>Per Capita Act of 1983 violated

   By Duran Bobb
   Warm Springs Correspondent
   Warm Springs Tribal Council Vice Chairman Ron Suppah was among three tribal leaders who testified before Congress earlier this month, charging that a plan to tax per capita payments through accounts held in trust by the Department of the Interior would violate federal law.
   Tribal leaders say the Per Capita Act of 1983 declares that these types of funds are not to be considered income or resources, and cannot be taxed. By the end of the hearing, at least one IRS representative was convinced. However, tribes believe the department will continue with their plan.
   A letter received by the Warm Springs tribes from the Oregon Internal Revenue Service in April requested information on each tribal member who received per capita payments. The tribes refused and requested a hearing with IRS representatives.

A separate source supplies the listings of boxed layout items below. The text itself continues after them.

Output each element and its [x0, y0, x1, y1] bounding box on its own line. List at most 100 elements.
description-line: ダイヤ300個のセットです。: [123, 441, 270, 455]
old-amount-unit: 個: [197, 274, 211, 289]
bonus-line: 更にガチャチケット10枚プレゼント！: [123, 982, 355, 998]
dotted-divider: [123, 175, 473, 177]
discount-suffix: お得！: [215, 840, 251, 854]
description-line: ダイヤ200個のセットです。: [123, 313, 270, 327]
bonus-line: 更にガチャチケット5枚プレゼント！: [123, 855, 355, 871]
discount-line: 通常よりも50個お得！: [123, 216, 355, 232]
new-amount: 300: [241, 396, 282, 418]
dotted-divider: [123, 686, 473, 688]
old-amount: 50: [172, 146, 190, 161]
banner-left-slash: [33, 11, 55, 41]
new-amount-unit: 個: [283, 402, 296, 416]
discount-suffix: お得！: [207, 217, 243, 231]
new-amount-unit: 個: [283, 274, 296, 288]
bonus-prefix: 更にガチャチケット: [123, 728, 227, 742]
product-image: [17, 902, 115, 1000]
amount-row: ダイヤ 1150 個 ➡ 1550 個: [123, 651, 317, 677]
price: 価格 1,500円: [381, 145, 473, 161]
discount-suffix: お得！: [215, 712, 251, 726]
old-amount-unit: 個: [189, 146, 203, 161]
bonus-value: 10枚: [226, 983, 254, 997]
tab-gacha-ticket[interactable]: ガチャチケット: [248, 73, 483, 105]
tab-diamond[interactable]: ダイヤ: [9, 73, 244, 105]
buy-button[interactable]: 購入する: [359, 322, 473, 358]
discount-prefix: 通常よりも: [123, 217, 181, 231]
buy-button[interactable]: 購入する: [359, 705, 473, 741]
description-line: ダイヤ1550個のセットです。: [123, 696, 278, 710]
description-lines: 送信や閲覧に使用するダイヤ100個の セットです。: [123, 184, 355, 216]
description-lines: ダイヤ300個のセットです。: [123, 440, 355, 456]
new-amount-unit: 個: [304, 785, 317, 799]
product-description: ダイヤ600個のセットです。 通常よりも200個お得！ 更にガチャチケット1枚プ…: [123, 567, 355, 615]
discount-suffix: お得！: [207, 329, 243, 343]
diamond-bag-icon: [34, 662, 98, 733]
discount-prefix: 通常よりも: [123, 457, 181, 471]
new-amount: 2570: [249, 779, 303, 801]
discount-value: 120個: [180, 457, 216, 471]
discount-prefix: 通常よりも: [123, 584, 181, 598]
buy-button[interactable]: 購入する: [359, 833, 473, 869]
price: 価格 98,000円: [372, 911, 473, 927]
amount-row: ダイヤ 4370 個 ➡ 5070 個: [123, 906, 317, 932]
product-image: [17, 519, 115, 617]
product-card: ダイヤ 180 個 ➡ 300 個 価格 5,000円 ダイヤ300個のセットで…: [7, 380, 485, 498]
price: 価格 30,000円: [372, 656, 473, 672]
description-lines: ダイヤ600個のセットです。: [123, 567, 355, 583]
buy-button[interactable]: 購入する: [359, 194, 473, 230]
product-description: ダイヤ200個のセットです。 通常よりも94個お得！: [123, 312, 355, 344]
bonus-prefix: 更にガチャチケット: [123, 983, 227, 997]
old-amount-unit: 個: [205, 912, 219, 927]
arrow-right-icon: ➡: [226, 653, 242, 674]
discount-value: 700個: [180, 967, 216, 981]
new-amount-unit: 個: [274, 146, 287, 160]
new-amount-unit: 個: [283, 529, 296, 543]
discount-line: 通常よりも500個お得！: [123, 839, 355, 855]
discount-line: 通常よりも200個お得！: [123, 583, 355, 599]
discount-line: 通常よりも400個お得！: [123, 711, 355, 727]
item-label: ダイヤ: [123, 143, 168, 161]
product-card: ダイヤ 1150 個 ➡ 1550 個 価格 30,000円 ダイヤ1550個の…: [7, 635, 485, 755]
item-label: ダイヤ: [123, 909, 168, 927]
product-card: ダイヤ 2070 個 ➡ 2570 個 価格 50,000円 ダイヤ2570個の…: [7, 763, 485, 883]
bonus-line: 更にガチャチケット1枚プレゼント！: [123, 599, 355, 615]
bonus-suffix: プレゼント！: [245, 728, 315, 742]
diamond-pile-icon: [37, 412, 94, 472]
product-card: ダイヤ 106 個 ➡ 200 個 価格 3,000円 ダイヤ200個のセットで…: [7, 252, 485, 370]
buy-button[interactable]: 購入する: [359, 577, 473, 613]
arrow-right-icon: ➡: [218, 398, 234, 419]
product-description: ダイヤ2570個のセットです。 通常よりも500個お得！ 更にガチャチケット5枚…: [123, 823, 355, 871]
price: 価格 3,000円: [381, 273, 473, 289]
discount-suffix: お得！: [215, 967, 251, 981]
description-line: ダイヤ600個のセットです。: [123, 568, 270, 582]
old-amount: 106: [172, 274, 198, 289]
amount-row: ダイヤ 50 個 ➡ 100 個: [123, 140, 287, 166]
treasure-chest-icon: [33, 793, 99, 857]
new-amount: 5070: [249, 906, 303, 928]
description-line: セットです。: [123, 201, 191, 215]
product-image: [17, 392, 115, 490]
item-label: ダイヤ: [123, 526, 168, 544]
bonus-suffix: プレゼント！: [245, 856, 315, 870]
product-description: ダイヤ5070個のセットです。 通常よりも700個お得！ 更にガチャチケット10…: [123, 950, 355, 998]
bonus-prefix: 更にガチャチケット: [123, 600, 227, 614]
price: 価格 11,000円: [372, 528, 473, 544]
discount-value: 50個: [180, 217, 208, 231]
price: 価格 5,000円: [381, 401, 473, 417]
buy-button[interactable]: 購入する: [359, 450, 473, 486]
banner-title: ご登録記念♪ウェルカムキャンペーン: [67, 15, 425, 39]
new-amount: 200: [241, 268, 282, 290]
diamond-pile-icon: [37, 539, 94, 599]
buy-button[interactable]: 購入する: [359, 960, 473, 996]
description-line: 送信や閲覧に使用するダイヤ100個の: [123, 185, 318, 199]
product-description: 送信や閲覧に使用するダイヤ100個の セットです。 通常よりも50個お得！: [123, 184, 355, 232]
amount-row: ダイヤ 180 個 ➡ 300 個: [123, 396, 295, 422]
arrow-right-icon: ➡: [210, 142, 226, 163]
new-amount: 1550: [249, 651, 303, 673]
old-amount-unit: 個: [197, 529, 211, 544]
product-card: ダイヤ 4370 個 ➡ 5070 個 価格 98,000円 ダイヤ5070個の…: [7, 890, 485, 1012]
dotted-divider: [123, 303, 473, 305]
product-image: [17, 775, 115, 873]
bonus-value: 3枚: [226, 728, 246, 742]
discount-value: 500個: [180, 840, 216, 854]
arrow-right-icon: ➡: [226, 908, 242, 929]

That request was denied because it was an active case.
   The Yakama Nation also received a similar letter.
   Tribal leaders met with representatives of the Affiliated Tribes of Northwest Indians, and have asked the organization to request a hearing with the IRS on behalf of the Northwest tribes.
   At the hearing earlier this month, U.S. Rep. Ben Lujan demonstrated screen shots showing that, between November 2011 and April 2012, language had been removed on the tribal tax issue which protected tribal citizens from such taxation. Christy Jacobs, director of the Office of Indian Tribal Governments at the IRS, said she was not aware of the changes.
   Rep. Don Young (R-Alaska), questioned where the idea came from and added that he was willing to issue a subpoena to find out the truth.
   The IRS appears to have backed off for now. "But we're still curious as to where all this came from and why it came about in the first place," said Luke Miller, a spokesman for Don Young.
   "A lot of times we view Tribal Council travel as unnecessary," Warm Springs tribal member Sandra Danzuka said. "But in this case, the trip was needed in order to protect our membership."
   Tribal per capita payments are generated on the Warm Springs Reservation through the various tribal enterprises such as Kah-Nee-Ta, Warm Spring Forest Products Industries, and Warm Springs Power Enterprise profits. They are issued monthly. Because these funds must be held in trust by the DOI, per capita checks are issued on U.S. Treasury checks.
   Saturday mill fire
   Just before 7 p.m. last Saturday, emergency personnel responded to the report of a fire at WSFPI.
   Within 15 minutes, the responding fire crew deemed the blaze to be self-contained, surrounded by parking lot on all sides.
   The fire burned at the scrap wood pile near the mill. On occasion, dry weather and high temperatures can start the pile burning. Because there is direct access to a water line nearby, the fire was monitored by fire crews, and eventually extinguished by mill personnel.
   At the same time, there was a report of a spot fire across the river in Mecca. However, police were unable to find any signs of a fire in that area while investigating.